Review by Adam Donato
NYAD tells the true story of a sixty-year-old woman determined to accomplish her lifelong dream of swimming from Cuba to Florida. Such meaty subject material was able to catch the attention of A-listers like Jodie Foster, Annette Bening, and Rhys Ifans. This story of man versus the elements is tackled by the directing duo behind Free Solo, Jimmy Chin and Elizabeth Chai Vasarhelyi. As awards season inches closer, NYAD will certainly try to push their female leads into the conversation. Netflix has done a great job being a part of the dance the last few years, and they just might have another hitter in their lineup with this one.
Watching a Netflix movie in theaters is quite the treat — especially when it’s a movie that’s actually trying to be anything more than just content. NYAD is a story about relentlessness in the face of an insurmountable obstacle. For modern audiences, it's even a struggle to sit through an entire movie with all the distractions in the home and the power of the pause button.

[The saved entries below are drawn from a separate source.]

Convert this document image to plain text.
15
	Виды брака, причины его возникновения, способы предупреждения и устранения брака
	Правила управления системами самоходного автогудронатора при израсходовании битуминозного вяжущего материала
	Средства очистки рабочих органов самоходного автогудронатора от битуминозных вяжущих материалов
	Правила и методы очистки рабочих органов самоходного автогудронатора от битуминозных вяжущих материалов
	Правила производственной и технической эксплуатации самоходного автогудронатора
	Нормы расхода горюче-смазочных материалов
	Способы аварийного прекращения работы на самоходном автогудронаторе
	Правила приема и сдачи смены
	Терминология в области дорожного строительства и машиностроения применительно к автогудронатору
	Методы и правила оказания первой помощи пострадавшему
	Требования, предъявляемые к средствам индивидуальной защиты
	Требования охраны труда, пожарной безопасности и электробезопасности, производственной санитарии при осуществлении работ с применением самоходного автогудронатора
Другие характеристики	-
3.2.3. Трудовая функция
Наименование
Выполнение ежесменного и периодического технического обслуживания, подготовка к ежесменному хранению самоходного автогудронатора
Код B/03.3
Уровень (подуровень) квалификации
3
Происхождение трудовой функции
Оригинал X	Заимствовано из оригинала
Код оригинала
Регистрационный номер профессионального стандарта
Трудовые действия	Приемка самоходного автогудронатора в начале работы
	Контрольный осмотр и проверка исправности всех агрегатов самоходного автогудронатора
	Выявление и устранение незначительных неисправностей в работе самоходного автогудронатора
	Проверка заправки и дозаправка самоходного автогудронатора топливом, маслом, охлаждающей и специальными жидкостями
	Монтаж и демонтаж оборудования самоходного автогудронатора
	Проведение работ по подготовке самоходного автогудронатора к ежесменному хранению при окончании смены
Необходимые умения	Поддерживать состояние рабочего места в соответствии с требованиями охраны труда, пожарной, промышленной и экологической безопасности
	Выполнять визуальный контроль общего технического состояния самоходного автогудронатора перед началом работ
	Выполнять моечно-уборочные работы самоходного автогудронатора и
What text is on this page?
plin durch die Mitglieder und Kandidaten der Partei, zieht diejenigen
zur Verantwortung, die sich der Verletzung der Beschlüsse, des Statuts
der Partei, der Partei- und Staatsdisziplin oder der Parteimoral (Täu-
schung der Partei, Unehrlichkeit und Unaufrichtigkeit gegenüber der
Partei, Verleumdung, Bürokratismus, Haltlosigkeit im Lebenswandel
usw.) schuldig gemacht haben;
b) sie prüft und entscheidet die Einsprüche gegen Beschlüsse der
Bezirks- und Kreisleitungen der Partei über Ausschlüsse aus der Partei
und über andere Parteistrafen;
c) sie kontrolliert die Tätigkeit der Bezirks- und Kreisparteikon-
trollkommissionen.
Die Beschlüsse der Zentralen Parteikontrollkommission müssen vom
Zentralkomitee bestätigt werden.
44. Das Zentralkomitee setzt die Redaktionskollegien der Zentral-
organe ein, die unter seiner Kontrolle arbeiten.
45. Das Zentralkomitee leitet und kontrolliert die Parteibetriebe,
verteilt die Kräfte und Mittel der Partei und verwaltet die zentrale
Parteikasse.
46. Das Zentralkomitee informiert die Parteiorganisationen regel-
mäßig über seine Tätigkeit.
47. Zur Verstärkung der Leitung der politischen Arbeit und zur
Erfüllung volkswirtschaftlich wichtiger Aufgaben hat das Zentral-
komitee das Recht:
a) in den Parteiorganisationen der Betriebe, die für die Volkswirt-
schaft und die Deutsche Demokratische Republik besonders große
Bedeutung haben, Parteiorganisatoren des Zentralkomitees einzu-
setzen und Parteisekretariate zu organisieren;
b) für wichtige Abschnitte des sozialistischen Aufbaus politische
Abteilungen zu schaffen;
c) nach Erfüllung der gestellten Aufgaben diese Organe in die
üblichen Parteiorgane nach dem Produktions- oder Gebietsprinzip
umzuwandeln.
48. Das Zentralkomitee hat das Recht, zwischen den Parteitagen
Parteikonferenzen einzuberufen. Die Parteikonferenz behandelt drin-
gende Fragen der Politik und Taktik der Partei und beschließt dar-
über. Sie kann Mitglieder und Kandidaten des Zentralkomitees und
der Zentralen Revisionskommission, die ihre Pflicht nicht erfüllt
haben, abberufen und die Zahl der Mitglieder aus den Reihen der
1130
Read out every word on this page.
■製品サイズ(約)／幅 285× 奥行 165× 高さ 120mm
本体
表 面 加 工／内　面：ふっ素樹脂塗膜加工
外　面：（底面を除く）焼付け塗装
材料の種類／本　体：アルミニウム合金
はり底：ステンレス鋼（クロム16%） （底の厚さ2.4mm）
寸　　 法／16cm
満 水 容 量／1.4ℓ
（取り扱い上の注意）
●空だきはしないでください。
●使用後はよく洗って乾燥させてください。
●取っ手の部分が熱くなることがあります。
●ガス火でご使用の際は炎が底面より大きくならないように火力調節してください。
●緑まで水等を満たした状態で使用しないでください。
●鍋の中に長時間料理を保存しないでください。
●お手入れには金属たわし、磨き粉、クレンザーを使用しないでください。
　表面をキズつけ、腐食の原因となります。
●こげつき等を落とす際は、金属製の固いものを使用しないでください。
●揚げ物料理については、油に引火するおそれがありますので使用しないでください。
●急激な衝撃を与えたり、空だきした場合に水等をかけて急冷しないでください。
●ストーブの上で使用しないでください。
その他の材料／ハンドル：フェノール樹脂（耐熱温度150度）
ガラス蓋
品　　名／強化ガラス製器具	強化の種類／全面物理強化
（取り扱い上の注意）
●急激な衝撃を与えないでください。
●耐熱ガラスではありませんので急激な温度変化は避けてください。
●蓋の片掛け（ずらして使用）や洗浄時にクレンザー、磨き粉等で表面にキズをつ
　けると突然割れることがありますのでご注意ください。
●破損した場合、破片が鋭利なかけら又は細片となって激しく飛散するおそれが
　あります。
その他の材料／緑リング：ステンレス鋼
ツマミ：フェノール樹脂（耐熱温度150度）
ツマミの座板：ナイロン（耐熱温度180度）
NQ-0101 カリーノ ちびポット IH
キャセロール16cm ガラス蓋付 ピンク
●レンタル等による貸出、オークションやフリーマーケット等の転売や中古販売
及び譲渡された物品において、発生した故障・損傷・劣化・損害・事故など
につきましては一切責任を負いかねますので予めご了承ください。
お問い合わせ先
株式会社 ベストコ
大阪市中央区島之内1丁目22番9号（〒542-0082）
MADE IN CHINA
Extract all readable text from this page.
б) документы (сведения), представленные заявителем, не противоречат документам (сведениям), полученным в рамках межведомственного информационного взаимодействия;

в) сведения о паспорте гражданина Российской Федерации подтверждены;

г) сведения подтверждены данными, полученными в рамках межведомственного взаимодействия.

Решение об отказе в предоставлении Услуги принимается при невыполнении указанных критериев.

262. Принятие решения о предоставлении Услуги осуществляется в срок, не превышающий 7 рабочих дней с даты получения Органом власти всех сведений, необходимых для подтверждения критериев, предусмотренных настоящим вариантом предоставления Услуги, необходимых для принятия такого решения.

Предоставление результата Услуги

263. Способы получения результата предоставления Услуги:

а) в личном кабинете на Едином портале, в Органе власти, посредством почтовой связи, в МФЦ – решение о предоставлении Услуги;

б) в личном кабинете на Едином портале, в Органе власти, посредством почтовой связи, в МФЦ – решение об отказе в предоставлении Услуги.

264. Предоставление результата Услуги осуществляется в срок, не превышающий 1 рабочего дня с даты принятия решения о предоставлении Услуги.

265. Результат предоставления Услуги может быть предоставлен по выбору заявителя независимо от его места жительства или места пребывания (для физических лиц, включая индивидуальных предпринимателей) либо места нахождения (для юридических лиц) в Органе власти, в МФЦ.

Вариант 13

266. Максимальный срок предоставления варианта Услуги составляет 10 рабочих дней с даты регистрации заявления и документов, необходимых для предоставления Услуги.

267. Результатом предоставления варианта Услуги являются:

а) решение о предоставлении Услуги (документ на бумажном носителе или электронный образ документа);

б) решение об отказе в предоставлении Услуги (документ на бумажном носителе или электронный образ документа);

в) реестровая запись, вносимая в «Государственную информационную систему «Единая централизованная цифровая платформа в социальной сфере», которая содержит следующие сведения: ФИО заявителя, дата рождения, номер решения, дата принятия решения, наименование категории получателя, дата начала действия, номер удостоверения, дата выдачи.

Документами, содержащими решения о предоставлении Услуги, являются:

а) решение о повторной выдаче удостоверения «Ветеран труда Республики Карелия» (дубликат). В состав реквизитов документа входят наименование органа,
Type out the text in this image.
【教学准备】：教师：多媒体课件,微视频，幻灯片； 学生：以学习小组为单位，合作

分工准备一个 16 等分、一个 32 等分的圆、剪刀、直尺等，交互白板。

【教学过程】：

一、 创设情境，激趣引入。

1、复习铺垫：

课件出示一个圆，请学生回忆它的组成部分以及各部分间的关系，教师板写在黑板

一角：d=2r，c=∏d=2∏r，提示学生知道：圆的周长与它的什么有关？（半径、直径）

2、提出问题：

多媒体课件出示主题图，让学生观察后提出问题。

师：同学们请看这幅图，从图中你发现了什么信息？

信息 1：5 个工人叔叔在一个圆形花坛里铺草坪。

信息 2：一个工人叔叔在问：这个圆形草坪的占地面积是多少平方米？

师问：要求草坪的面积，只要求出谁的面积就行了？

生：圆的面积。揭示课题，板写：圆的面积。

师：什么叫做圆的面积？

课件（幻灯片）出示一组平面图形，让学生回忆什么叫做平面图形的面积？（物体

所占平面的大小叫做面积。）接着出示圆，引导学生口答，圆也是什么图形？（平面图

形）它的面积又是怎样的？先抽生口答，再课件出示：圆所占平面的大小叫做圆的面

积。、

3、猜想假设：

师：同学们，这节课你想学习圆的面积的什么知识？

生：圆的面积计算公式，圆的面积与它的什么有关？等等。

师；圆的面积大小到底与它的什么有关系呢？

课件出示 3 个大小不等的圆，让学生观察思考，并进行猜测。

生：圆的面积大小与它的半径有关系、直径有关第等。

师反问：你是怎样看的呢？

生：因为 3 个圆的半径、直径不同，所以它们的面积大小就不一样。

Netflix releasing a crowd-pleaser that will almost never be seen with a crowd is counterintuitive to the point of the movie, like if Apple TV+ made a movie about sweatshops. Nevertheless, NYAD is effective as a powerful story about a woman refusing to quit. It’s sure to make anyone who watches it feel strong enough to accomplish their goals. It will be even more powerful for women, the elderly, and members of the LGBTQIA+ community. The message succeeds in rousing inspiration in its audience.
Bening and Foster are fantastic. They play long time friends (not lovers) who stick together in the face of adversity. Foster’s character coaches Bening’s character, and like a lot of sports movies, this relationship is the crux of the film. With great chemistry between the two of them, one would think they had been friends forever.
The end of the movie shows clips of what actually happened, and it’s amazing how close the cast looks to the subjects in real life, not to mention the makeup used on Bening’s character — especially after scenes where she had been swimming for days at a time. Seeing the negative effects on her physically is heart-wrenching, which makes it that much more inspiring that she powers through.
Ifans’s character plays the voice of reason on this team as he navigates them through these waters. It’s interesting to see what obstacles get in their way because it’s not as simple as swimming and not stopping. The team deals with extreme currents, weather, and wildlife. Seeing how the team adapts to these problems is what makes the multiple attempts hold focus.
Awards voters are suckers for real life stories that lift people up. How close does the actress look to the real thing? Does the story follow what actually happened? NYAD does an excellent job capturing not only the subjects of the story, but also the message of their accomplishment. Be sure to check this one out on Netflix if you want to feel invincible.
NYAD hits theaters on October 20 and streams on Netflix beginning November 3.